“Nel discorso all’Assemblea generale delle Nazioni Unite c’è un perfetto spaccato dell’attuale presidenza di Donald Trump: la continua ricerca di un equilibrio tra ‘America First’ e la necessità di non spaventare gli alleati muovendosi in politica estera” dice a Formiche.net Carlo Pelanda, professore, coordinatore del dottorato di ricerca in geopolitica e geopolitica economica dell’Università Guglielmo Marconi di Roma.
“Siamo sempre sulla linea del riequilibrio – aggiunge il professore, che aveva già tracciato con Formiche.net questo genere di visione del presidente americano – perché Trump sta dicendo agli alleati che cerca reciprocità nei rapporti. Il problema è che questo messaggio in realtà spaventa i partner americani, che a questo punto si rivolgono all’Europa: vedere per esempio il Canada o l’Australia, ma anche il Giappone”. Tutto questo, secondo Pelanda, ci consegna una realtà: l’America si è trasformata da impero a regno e si trova in difficoltà contro la più grande potenza imperiale che attualmente c’è sulla scena, la Cina.
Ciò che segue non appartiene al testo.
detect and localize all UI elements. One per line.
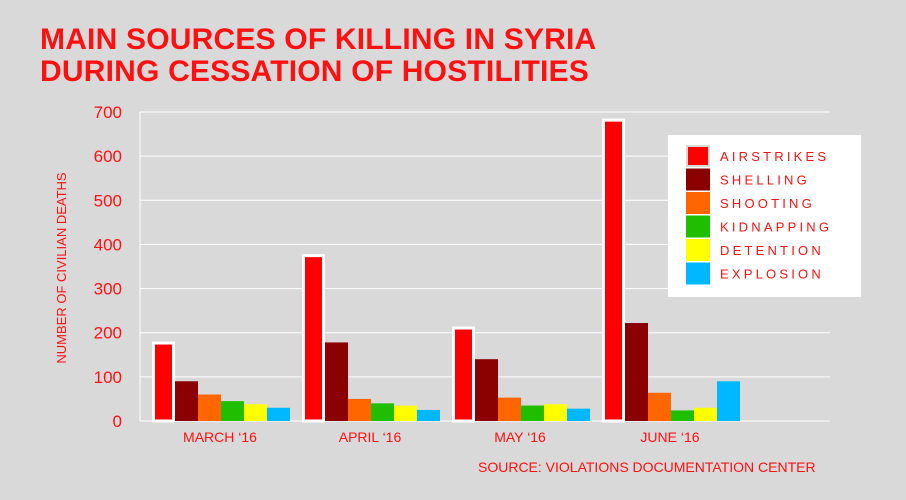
bar-explosion-2 (567, 408, 590, 421)
bars (152, 118, 740, 423)
bar-kidnapping-0 (221, 401, 244, 421)
chart-title: MAIN SOURCES OF KILLING IN SYRIA DURING … (40, 24, 596, 88)
bar-kidnapping-2 (521, 405, 544, 421)
bar-shelling-0 (175, 381, 198, 421)
legend-swatch-airstrikes (686, 145, 710, 167)
title-line-2: DURING CESSATION OF HOSTILITIES (40, 55, 589, 88)
x-tick-label: MAY ‘16 (494, 429, 546, 445)
bar-detention-3 (694, 407, 717, 421)
bar-shelling-1 (325, 342, 348, 421)
y-axis-ticks: 0 100 200 300 400 500 600 700 (94, 103, 122, 431)
bar-airstrikes-2 (452, 326, 475, 423)
legend-swatch-kidnapping (686, 215, 710, 238)
legend-swatch-shooting (686, 192, 710, 214)
y-tick-label: 100 (94, 368, 122, 387)
legend-swatch-shelling (686, 168, 710, 191)
bar-detention-0 (244, 404, 267, 421)
legend-label-detention: DETENTION (720, 243, 824, 258)
bar-shooting-1 (348, 398, 371, 421)
bar-explosion-0 (267, 407, 290, 421)
bar-shelling-2 (475, 359, 498, 421)
legend-label-airstrikes: AIRSTRIKES (720, 149, 829, 164)
legend-label-shooting: SHOOTING (720, 196, 815, 211)
bar-shelling-3 (625, 323, 648, 421)
bar-detention-2 (544, 404, 567, 421)
bar-airstrikes-1 (302, 254, 325, 423)
x-tick-label: MARCH ‘16 (183, 429, 257, 445)
bar-shooting-2 (498, 397, 521, 421)
source-note: SOURCE: VIOLATIONS DOCUMENTATION CENTER (478, 459, 816, 475)
bar-explosion-1 (417, 409, 440, 421)
bar-detention-1 (394, 405, 417, 421)
legend-label-shelling: SHELLING (720, 173, 810, 188)
y-tick-label: 600 (94, 147, 122, 166)
legend-label-kidnapping: KIDNAPPING (720, 220, 832, 235)
y-tick-label: 0 (113, 412, 122, 431)
bar-shooting-3 (648, 392, 671, 421)
bar-kidnapping-1 (371, 403, 394, 421)
bar-shooting-0 (198, 394, 221, 421)
y-tick-label: 300 (94, 280, 122, 299)
y-tick-label: 200 (94, 324, 122, 343)
x-tick-label: APRIL ‘16 (339, 429, 402, 445)
bar-explosion-3 (717, 381, 740, 421)
y-tick-label: 700 (94, 103, 122, 122)
x-tick-label: JUNE ‘16 (640, 429, 699, 445)
bar-kidnapping-3 (671, 410, 694, 421)
y-axis-label: NUMBER OF CIVILIAN DEATHS (54, 172, 69, 364)
bar-airstrikes-0 (152, 341, 175, 423)
y-tick-label: 500 (94, 191, 122, 210)
title-line-1: MAIN SOURCES OF KILLING IN SYRIA (40, 23, 597, 56)
legend-swatch-detention (686, 239, 710, 261)
x-axis-ticks: MARCH ‘16 APRIL ‘16 MAY ‘16 JUNE ‘16 (183, 429, 700, 445)
bar-airstrikes-3 (602, 118, 625, 423)
y-tick-label: 400 (94, 235, 122, 254)
legend-items: AIRSTRIKES SHELLING SHOOTING KIDNAPPING DETE… (686, 145, 832, 285)
legend-swatch-explosion (686, 262, 710, 285)
legend-label-explosion: EXPLOSION (720, 267, 824, 282)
Ecco, la Cina appunto: Trump aveva promesso sfaceli contro i cinesi durante la campagna elettorale, e anche su questo dossier fondamentale ci sono stati andamenti ondivaghi del suo pensiero, dall’astio alle dichiarazioni di amicizia e simpatia per il presidente Xi Jinping. A che punto siamo con il rapporto con Pechino? “L’America negli anni ha regalato uno spazio enorme alla Cina, e adesso non sa cosa fare, perché a questo punto è impossibile contenerla dato che ormai è il centro del mercato mondiale. La realtà è questa: Trump non ha una strategia (e non ha nemmeno una politica estera). Può mettere dei paletti, i cinesi possono far finta di starci, ma fondamentalmente se ne fregano”. Pelanda dice che paradossalmente Barack Obama nel suo confronto con la Cina era stato “più cattivo”. Perché? “Perché chiedeva anche lui reciprocità commerciale agli alleati, ma aveva cercato di creare un mercato condiviso con gli amici dell’America, al quale aveva dato un significato strategico di condizionamento della Cina. Ed è tutto lì”.
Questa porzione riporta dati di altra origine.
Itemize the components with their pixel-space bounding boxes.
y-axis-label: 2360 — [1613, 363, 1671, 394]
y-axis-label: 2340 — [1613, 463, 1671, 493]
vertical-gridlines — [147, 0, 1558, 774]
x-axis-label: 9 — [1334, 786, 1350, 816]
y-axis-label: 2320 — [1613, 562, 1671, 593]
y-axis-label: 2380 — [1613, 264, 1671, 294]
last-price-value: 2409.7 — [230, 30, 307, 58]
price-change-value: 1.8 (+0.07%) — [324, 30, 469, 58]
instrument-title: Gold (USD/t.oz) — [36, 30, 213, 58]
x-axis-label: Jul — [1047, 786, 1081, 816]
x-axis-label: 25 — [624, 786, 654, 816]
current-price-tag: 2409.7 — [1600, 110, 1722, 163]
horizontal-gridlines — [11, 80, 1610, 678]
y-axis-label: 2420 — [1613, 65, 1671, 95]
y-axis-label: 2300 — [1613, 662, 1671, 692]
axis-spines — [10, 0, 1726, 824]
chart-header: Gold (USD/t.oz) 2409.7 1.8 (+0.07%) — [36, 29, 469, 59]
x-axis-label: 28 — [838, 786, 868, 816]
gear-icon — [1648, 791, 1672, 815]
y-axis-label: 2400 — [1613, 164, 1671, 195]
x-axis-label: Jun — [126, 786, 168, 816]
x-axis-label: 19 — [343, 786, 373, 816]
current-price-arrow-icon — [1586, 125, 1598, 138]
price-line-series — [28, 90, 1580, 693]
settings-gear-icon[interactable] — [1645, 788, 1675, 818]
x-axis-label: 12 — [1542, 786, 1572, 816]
“Il problema di Obama – continua il docente – è stato che l’applicazione di quella strategia è stata sbagliata. Però adesso Trump si trova a dover cercare accordi bilaterali da mettere a sistema dopo aver stracciato il TPP, che era un pezzo di quella strategia obamiana, con gli alleati terrorizzati da quel che sarà”. Ormai, secondo il professore, l’America viene osservata come si “controlla un ragazzino”, perché tutti sanno che “Trump può fare danni: la testimonianza è Vladimir Putin“.
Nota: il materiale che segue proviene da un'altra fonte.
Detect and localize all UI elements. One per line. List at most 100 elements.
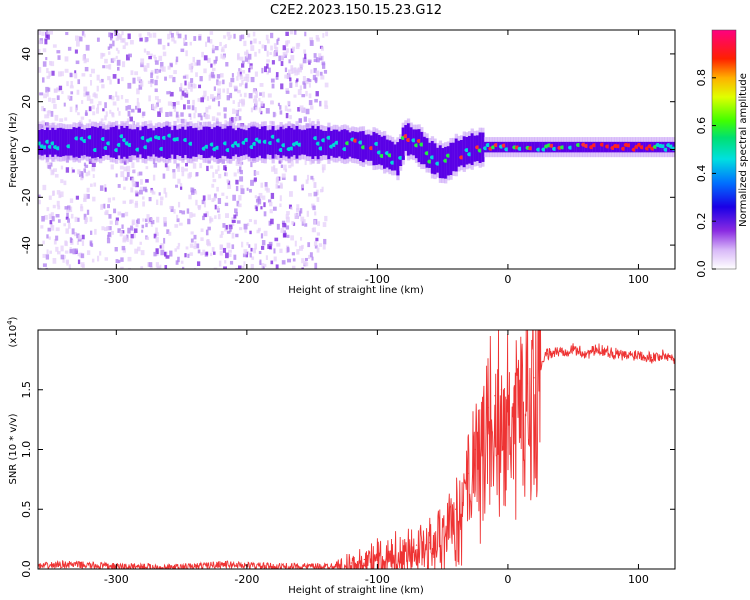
spectrogram-noise-cell	[163, 237, 166, 244]
spectrogram-noise-cell	[99, 251, 102, 256]
spectrogram-noise-cell	[253, 170, 257, 176]
spectrogram-noise-cell	[281, 176, 286, 180]
spectrogram-noise-cell	[117, 78, 120, 84]
spectrogram-noise-cell	[263, 66, 267, 73]
spectrogram-noise-cell	[66, 208, 70, 213]
spectrogram-noise-cell	[67, 95, 71, 100]
spectrogram-noise-cell	[226, 95, 231, 101]
spectrogram-noise-cell	[291, 220, 295, 225]
snr-xtick-label: -300	[104, 573, 129, 586]
spectrogram-noise-cell	[313, 67, 317, 73]
spectrogram-noise-cell	[187, 253, 190, 258]
spectrogram-noise-cell	[290, 206, 293, 210]
spectrogram-band-cell	[226, 126, 230, 159]
spectrogram-noise-cell	[46, 207, 50, 212]
spectrogram-noise-cell	[316, 232, 321, 236]
spectrogram-noise-cell	[49, 30, 53, 35]
spectrogram-noise-cell	[290, 65, 294, 72]
snr-ytick-label: 0.5	[20, 501, 33, 519]
spectrogram-noise-cell	[309, 37, 314, 41]
spectrogram-noise-cell	[169, 91, 174, 97]
spectrogram-band-cell	[197, 130, 201, 155]
spectrogram-noise-cell	[77, 252, 81, 257]
spectrogram-noise-cell	[70, 91, 74, 95]
spectrogram-noise-cell	[46, 249, 49, 255]
spectrogram-noise-cell	[168, 90, 171, 95]
spectrogram-noise-cell	[111, 95, 115, 101]
spectrogram-noise-cell	[247, 33, 251, 38]
spectrogram-noise-cell	[86, 209, 90, 215]
spectrogram-noise-cell	[287, 100, 290, 105]
spectrogram-noise-cell	[206, 165, 209, 172]
snr-data-point	[585, 353, 587, 355]
spectrogram-noise-cell	[104, 187, 107, 192]
spectrogram-noise-cell	[300, 216, 305, 222]
snr-data-point	[481, 425, 483, 427]
spectrogram-noise-cell	[272, 111, 276, 118]
spectrogram-noise-cell	[275, 183, 278, 189]
spectrogram-noise-cell	[172, 172, 176, 179]
spectrogram-noise-cell	[89, 230, 93, 235]
spectrogram-band-cell	[266, 130, 270, 155]
spectrogram-noise-cell	[54, 173, 59, 178]
spectrogram-band-cell	[176, 129, 180, 156]
spectrogram-noise-cell	[140, 58, 145, 65]
spectrogram-noise-cell	[162, 51, 167, 57]
spectrogram-noise-cell	[279, 182, 283, 189]
spectrogram-noise-cell	[285, 90, 290, 94]
spectrogram-band-cell	[154, 128, 159, 157]
snr-data-point	[598, 348, 600, 350]
spectrogram-noise-cell	[239, 160, 242, 167]
spectrogram-noise-cell	[132, 232, 136, 239]
spectrogram-noise-cell	[203, 213, 207, 218]
spectrogram-noise-cell	[202, 249, 206, 255]
spectrogram-noise-cell	[270, 260, 274, 265]
spectrogram-noise-cell	[103, 203, 106, 209]
spectrogram-noise-cell	[105, 64, 110, 69]
snr-xtick-label: -100	[365, 573, 390, 586]
spectrogram-noise-cell	[194, 240, 197, 247]
spectrogram-ylabel: Frequency (Hz)	[8, 112, 19, 188]
spectrogram-noise-cell	[175, 56, 179, 63]
spectrogram-noise-cell	[228, 249, 232, 253]
spectrogram-noise-cell	[156, 75, 159, 79]
spectrogram-noise-cell	[237, 108, 242, 112]
spectrogram-noise-cell	[307, 59, 312, 63]
spectrogram-noise-cell	[252, 31, 256, 37]
spectrogram-noise-cell	[275, 72, 279, 77]
spectrogram-noise-cell	[238, 68, 241, 72]
spectrogram-noise-cell	[235, 185, 239, 192]
snr-data-point	[402, 548, 405, 550]
spectrogram-noise-cell	[281, 220, 286, 225]
spectrogram-noise-cell	[167, 42, 170, 47]
spectrogram-noise-cell	[113, 31, 116, 36]
spectrogram-noise-cell	[200, 115, 203, 121]
spectrogram-noise-cell	[225, 213, 229, 218]
spectrogram-noise-cell	[41, 31, 45, 36]
spectrogram-noise-cell	[150, 82, 153, 88]
spectrogram-noise-cell	[229, 92, 233, 99]
spectrogram-noise-cell	[215, 169, 218, 174]
spectrogram-noise-cell	[286, 211, 290, 215]
spectrogram-band-cell	[271, 126, 275, 159]
spectrogram-band-cell	[412, 129, 416, 156]
spectrogram-noise-cell	[258, 192, 263, 199]
spectrogram-noise-cell	[264, 186, 269, 191]
spectrogram-noise-cell	[201, 199, 206, 205]
spectrogram-noise-cell	[187, 173, 191, 179]
spectrogram-noise-cell	[109, 35, 113, 41]
spectrogram-noise-cell	[190, 86, 193, 92]
spectrogram-noise-cell	[313, 58, 318, 63]
spectrogram-noise-cell	[83, 86, 88, 92]
spectrogram-noise-cell	[216, 205, 220, 211]
spectrogram-noise-cell	[279, 248, 283, 253]
spectrogram-noise-cell	[286, 74, 290, 79]
spectrogram-noise-cell	[265, 255, 268, 260]
spectrogram-noise-cell	[214, 204, 217, 210]
spectrogram-noise-cell	[235, 179, 239, 185]
spectrogram-noise-cell	[234, 86, 238, 92]
spectrogram-noise-cell	[238, 116, 242, 121]
spectrogram-band-cell	[170, 130, 174, 155]
spectrogram-band-cell	[632, 141, 636, 153]
spectrogram-noise-cell	[299, 105, 304, 111]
Perché la Russia? “In molti credono che il super-attivismo russo sia una strategia offensiva, ma non è così. L’attivismo di Mosca è una mossa difensiva. Sono i russi a risentire di più di questo ritiro americano davanti all’impero cinese. Il Cremlino guarda con ansia le strategie euroasiatiche di Pechino, e fino a qualche mese fa scommetteva sulla capacità di contenimento che Trump avrebbe potuto avere, ma attualmente, davanti ai fatti, trema perché senza il ruolo americano la Cina può mangiarsi la Russia”. Per almeno un paio d’anni, dice il professore, è possibile che si ricrei uno schema “a palle di biliardo” come secoli fa, con diverse potenze internazionali che rimbalzano secondo i propri interessi (“Tipico della caduta improvvisa di un impero come quello americano”, dice il professore): “Ma poi l’America cercherà di ritornare nel mondo. Per ora, d’altronde, alla Casa Bianca comandano i militari, e si sa che loro, a differenza delle intelligence, sono più portati a gestire un regno che un impero, perché il primo si difende meglio”.